We praise Google and Wikipedia for making knowledge more available — consider them two of the best innovations of the last 50 years — but after Aaron Swartz, a friend of mine, apparently tried to do the same thing he was charged with wire and computer fraud and faces up to 35 years in jail and a $1 million fine.
The prosecutor, U.S. Attorney Carmen Ortiz, made an interesting statement:
Stealing is stealing, whether you use a computer command or a crowbar, and whether you take documents, data or dollars. It is equally harmful to the victim whether you sell what you have stolen or give it away.
In my experience, tautological statements such as “stealing is stealing” or “correlation is not causation” do not bode well for that side of the argument.
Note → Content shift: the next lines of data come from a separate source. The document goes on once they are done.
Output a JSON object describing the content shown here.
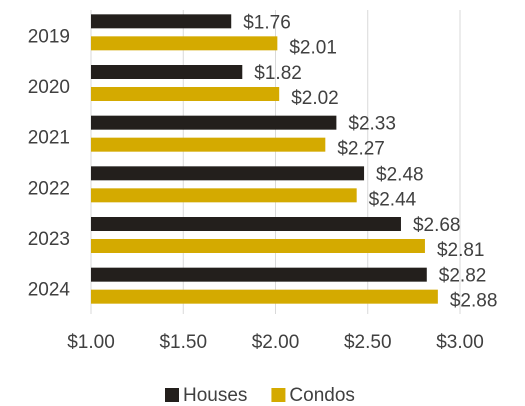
{
  "chart_data": {
    "type": "bar",
    "orientation": "horizontal",
    "categories": [
      "2019",
      "2020",
      "2021",
      "2022",
      "2023",
      "2024"
    ],
    "series": [
      {
        "name": "Houses",
        "color": "#231f1c",
        "values": [
          1.76,
          1.82,
          2.33,
          2.48,
          2.68,
          2.82
        ],
        "value_labels": [
          "$1.76",
          "$1.82",
          "$2.33",
          "$2.48",
          "$2.68",
          "$2.82"
        ]
      },
      {
        "name": "Condos",
        "color": "#d4aa00",
        "values": [
          2.01,
          2.02,
          2.27,
          2.44,
          2.81,
          2.88
        ],
        "value_labels": [
          "$2.01",
          "$2.02",
          "$2.27",
          "$2.44",
          "$2.81",
          "$2.88"
        ]
      }
    ],
    "xlim": [
      1,
      3
    ],
    "xticks": [
      {
        "value": 1,
        "label": "$1.00"
      },
      {
        "value": 1.5,
        "label": "$1.50"
      },
      {
        "value": 2,
        "label": "$2.00"
      },
      {
        "value": 2.5,
        "label": "$2.50"
      },
      {
        "value": 3,
        "label": "$3.00"
      }
    ],
    "grid": true,
    "legend": "bottom"
  }
}
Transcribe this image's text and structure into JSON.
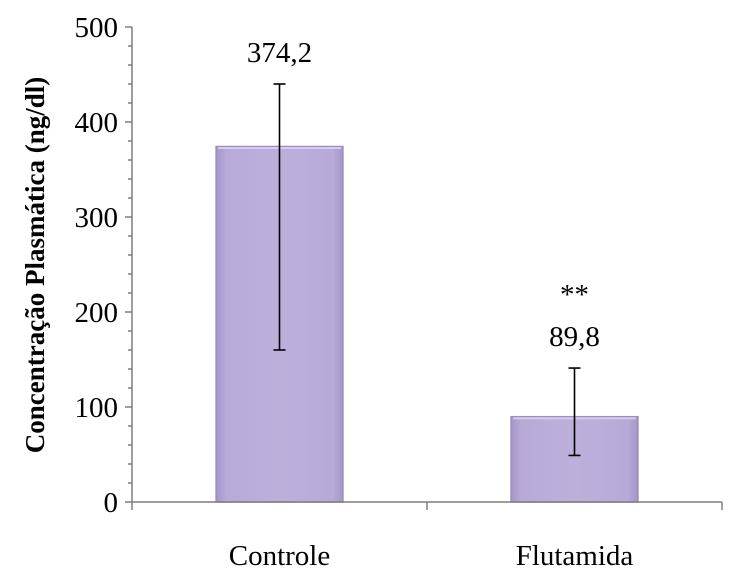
{
  "chart_data": {
    "type": "bar",
    "categories": [
      "Controle",
      "Flutamida"
    ],
    "values": [
      374.2,
      89.8
    ],
    "data_labels": [
      "374,2",
      "89,8"
    ],
    "error_bars": [
      {
        "low": 160,
        "high": 440
      },
      {
        "low": 49,
        "high": 141
      }
    ],
    "annotations": [
      "",
      "**"
    ],
    "title": "",
    "xlabel": "",
    "ylabel": "Concentração Plasmática (ng/dl)",
    "ylim": [
      0,
      500
    ],
    "yticks": [
      "0",
      "100",
      "200",
      "300",
      "400",
      "500"
    ],
    "ytick_values": [
      0,
      100,
      200,
      300,
      400,
      500
    ],
    "grid": false,
    "legend": "none",
    "bar_color": "#b3a6d4",
    "bar_edge_color": "#9b8cc2"
  }
}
As Thorstein Veblen might say, the reason for the tautology was the need for it.
Ortiz’s statement shows that she, like the rest of us, thinks that what matters is amount of harm. Harm is hard to find here. The only clear harm is that MIT access to JSTOR was shut down for a few days. This is so minor that JSTOR’s statement about the case (which includes “it was the government’s decision whether to prosecute, not JSTOR’s. . . . We [have] no interest in this becoming an ongoing legal matter”) doesn’t mention it. I don’t think many people will agree that this amount of harm justifies the charges that Ortiz has brought.